Il y a un grave malentendu, évidemment sciemment entretenu par le Marketing de "Une Pluie sans Fin", qui est de placer le film dans la descendance du brillantissime "Memories of Murder" : hormis qu'il s'agit d'une vision ethnocentrique vaguement raciste qui revient à mettre dans le même panier tout ce qui est asiatique, c'est aussi une erreur de compréhension fondamentale quant au travail de Dong Yue, qui ne réalise pas du tout ici ni un film de serial killer, ni le récit policier d'une traque. Il vaut beaucoup mieux voir "Une Pluie sans Fin" comme l'irruption d'une fiction (presque une micro-fiction, admettons-le !) au sein du gigantesque "A l'Ouest des Rails" de Wang Bing (la fin de l'ère de l'industrie lourde en Chine), voire une revisite du magnifique "The World" de Jia Zhang-Ke (la vanité des rêves dans un monde à la froideur absolue) : c'est dire que nous avons affaire ici à un film 100% chinois, et quasiment uniquement consacré à une description minutieuse des ravages du capitalisme sur l'être humain, voire même sur l'humanité de l'être.

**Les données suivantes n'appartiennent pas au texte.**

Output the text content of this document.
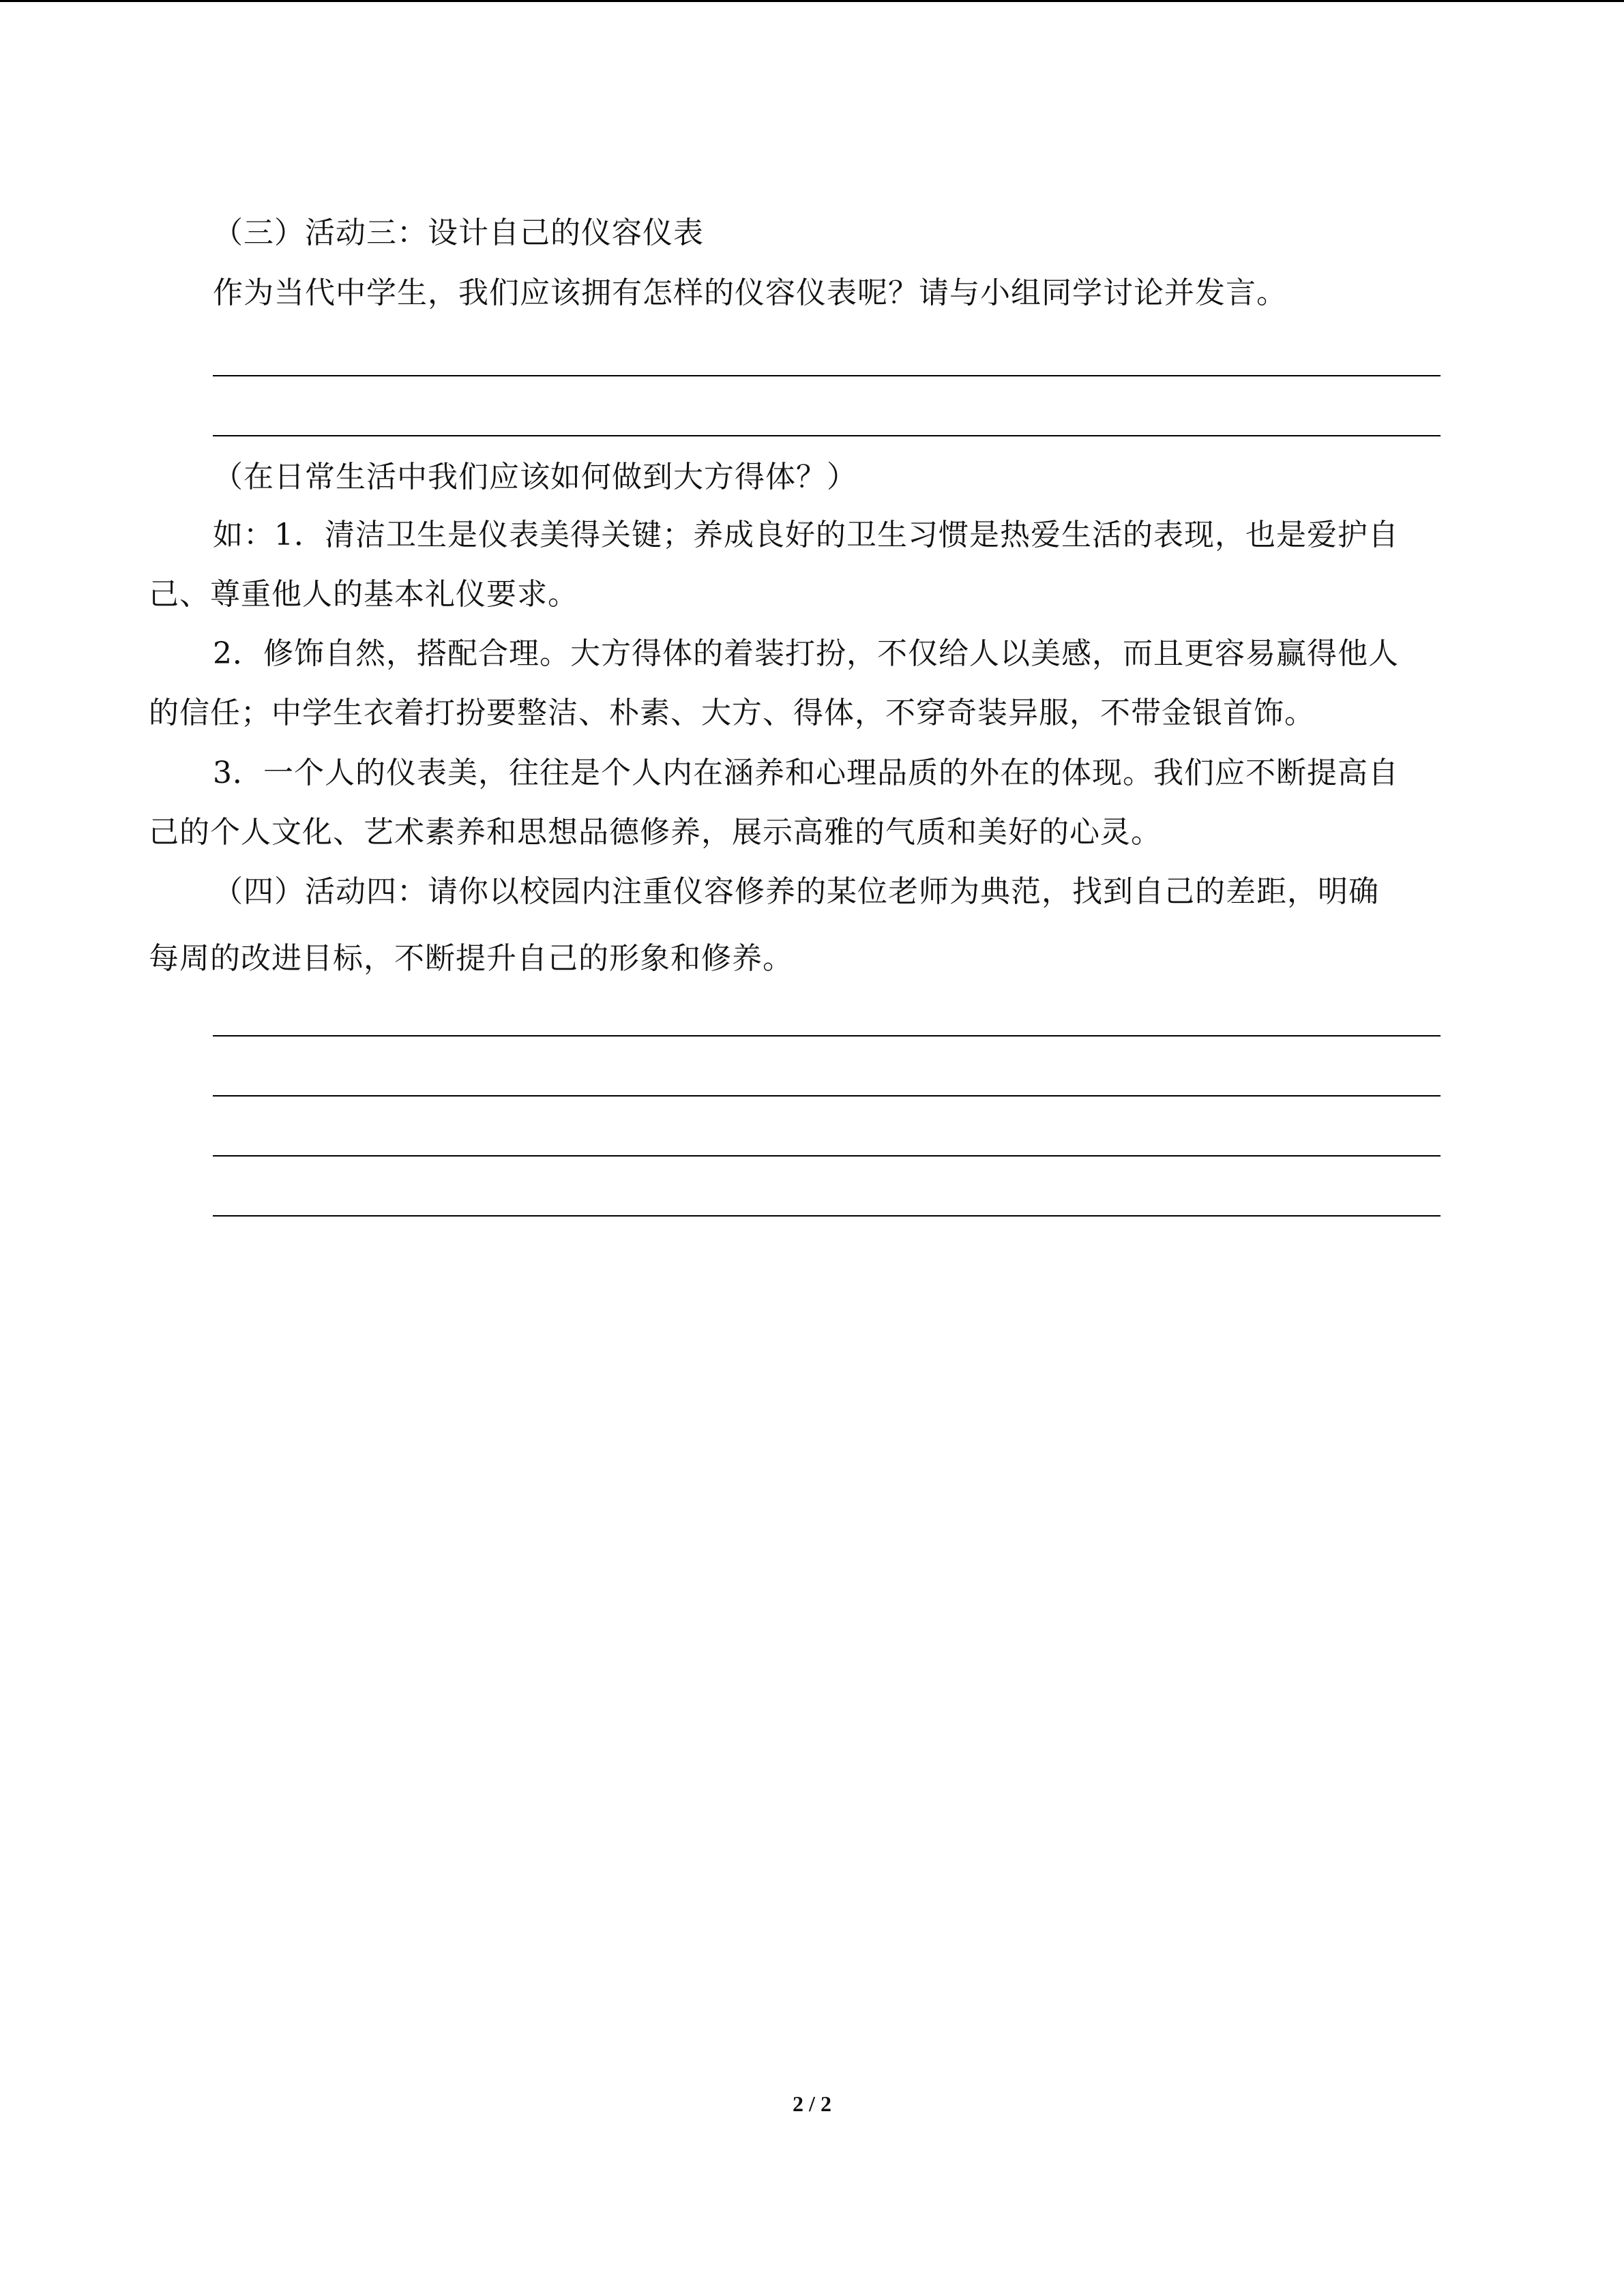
（三）活动三：设计自己的仪容仪表
作为当代中学生，我们应该拥有怎样的仪容仪表呢？请与小组同学讨论并发言。
（在日常生活中我们应该如何做到大方得体？）
如：1．清洁卫生是仪表美得关键；养成良好的卫生习惯是热爱生活的表现，也是爱护自
己、尊重他人的基本礼仪要求。
2．修饰自然，搭配合理。大方得体的着装打扮，不仅给人以美感，而且更容易赢得他人
的信任；中学生衣着打扮要整洁、朴素、大方、得体，不穿奇装异服，不带金银首饰。
3．一个人的仪表美，往往是个人内在涵养和心理品质的外在的体现。我们应不断提高自
己的个人文化、艺术素养和思想品德修养，展示高雅的气质和美好的心灵。
（四）活动四：请你以校园内注重仪容修养的某位老师为典范，找到自己的差距，明确
每周的改进目标，不断提升自己的形象和修养。
2 / 2
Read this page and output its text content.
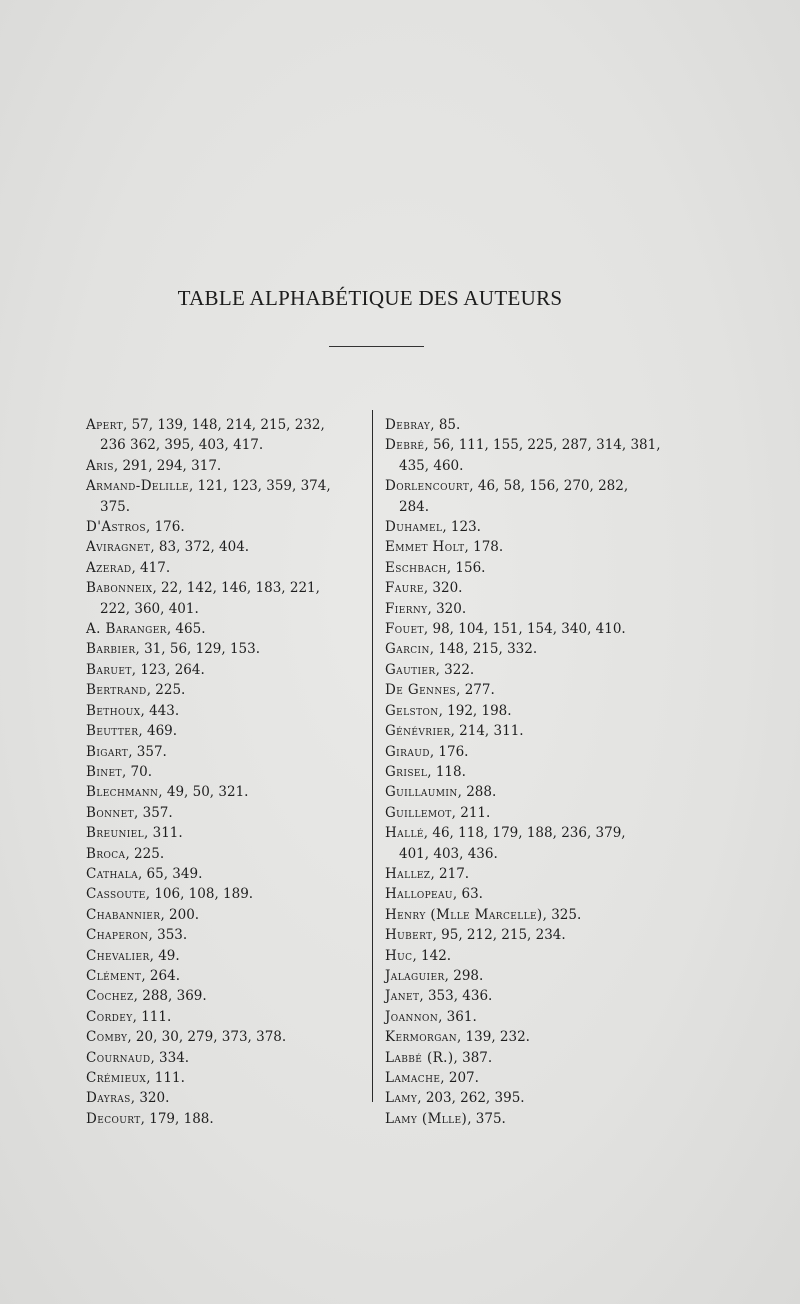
TABLE ALPHABÉTIQUE DES AUTEURS
Apert, 57, 139, 148, 214, 215, 232,
236 362, 395, 403, 417.
Aris, 291, 294, 317.
Armand-Delille, 121, 123, 359, 374,
375.
D'Astros, 176.
Aviragnet, 83, 372, 404.
Azerad, 417.
Babonneix, 22, 142, 146, 183, 221,
222, 360, 401.
A. Baranger, 465.
Barbier, 31, 56, 129, 153.
Baruet, 123, 264.
Bertrand, 225.
Bethoux, 443.
Beutter, 469.
Bigart, 357.
Binet, 70.
Blechmann, 49, 50, 321.
Bonnet, 357.
Breuniel, 311.
Broca, 225.
Cathala, 65, 349.
Cassoute, 106, 108, 189.
Chabannier, 200.
Chaperon, 353.
Chevalier, 49.
Clément, 264.
Cochez, 288, 369.
Cordey, 111.
Comby, 20, 30, 279, 373, 378.
Cournaud, 334.
Crémieux, 111.
Dayras, 320.
Decourt, 179, 188.
Debray, 85.
Debré, 56, 111, 155, 225, 287, 314, 381,
435, 460.
Dorlencourt, 46, 58, 156, 270, 282,
284.
Duhamel, 123.
Emmet Holt, 178.
Eschbach, 156.
Faure, 320.
Fierny, 320.
Fouet, 98, 104, 151, 154, 340, 410.
Garcin, 148, 215, 332.
Gautier, 322.
De Gennes, 277.
Gelston, 192, 198.
Génévrier, 214, 311.
Giraud, 176.
Grisel, 118.
Guillaumin, 288.
Guillemot, 211.
Hallé, 46, 118, 179, 188, 236, 379,
401, 403, 436.
Hallez, 217.
Hallopeau, 63.
Henry (Mlle Marcelle), 325.
Hubert, 95, 212, 215, 234.
Huc, 142.
Jalaguier, 298.
Janet, 353, 436.
Joannon, 361.
Kermorgan, 139, 232.
Labbé (R.), 387.
Lamache, 207.
Lamy, 203, 262, 395.
Lamy (Mlle), 375.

Film de chef opérateur, donc grand film de l'image, saturée de grisaille grâce à cette idée brillante de pluies (plurielles), à la fois ininterrompues et diverses, particulièrement impressionnant quand il nous montre ces usines monstrueuses et mourantes qui ont depuis longtemps broyé tout espoir et tout avenir, "Une Pluie sans Fin" est aussi un essai vertigineux sur le vide de l'âme : bloqués dans un monde qui se dilue sous la pluie, où seule l'attente de ce qui ne viendra jamais fait un minimum de sens, ses personnages ne sont plus que de lointains échos de nous-mêmes, mais nous craignons en permanence qu'ils ne soient notre avenir. En cela, "Une Pluie sans Fin" n'est pas un "film politique chinois" (chose qui ne peut d'ailleurs sans doute pas exister), malgré la scène "amusante" de la remise des médailles par le Parti, mais bien plutôt un film "philosophique global", à la manière du cinéma de Tarkovski en URSS par exemple (sans comparaison en termes d'importance, bien entendu).
D'un abord un peu difficile, avec une première partie qui demandera au spectateur de faire preuve de patience pour entrer dans ce monde quasi incompréhensible de procédures abstraites, de technologie primitive et de servitude généralisée, "Une Pluie sans Fin" s'humanise peu à peu - mais avec tellement de cruauté - quand il dépeint la descente aux enfers de son personnage principal qui sacrifiera et amitié et amour à son obsession, une obsession qui n'est pourtant pas une malédiction comme cela serait le cas dans un film occidental, mais bel et bien - et c'est l'atroce ironie du film - une ultime preuve d'existence.
Si la fin est absolument magnifique, ce n'est pas parce qu'elle fait le constat facile que nulle réponse ne saurait être donnée à une quête de toute manière sans réel fondement, mais bien parce qu'elle prend acte de la disparition du Monde, et de notre propre disparition avec lui : la scène - bouleversante - de la destruction de l'usine, et celle, terriblement ambigüe et donc totalement éclairante quant au réel propos de Dong Yue, de la visite à la salle des fêtes délabrée, constituent la véritable conclusion du film. Après cela, la pluie peut s'arrêter, et la neige peut tomber : personne ne s'échappera de là vivant.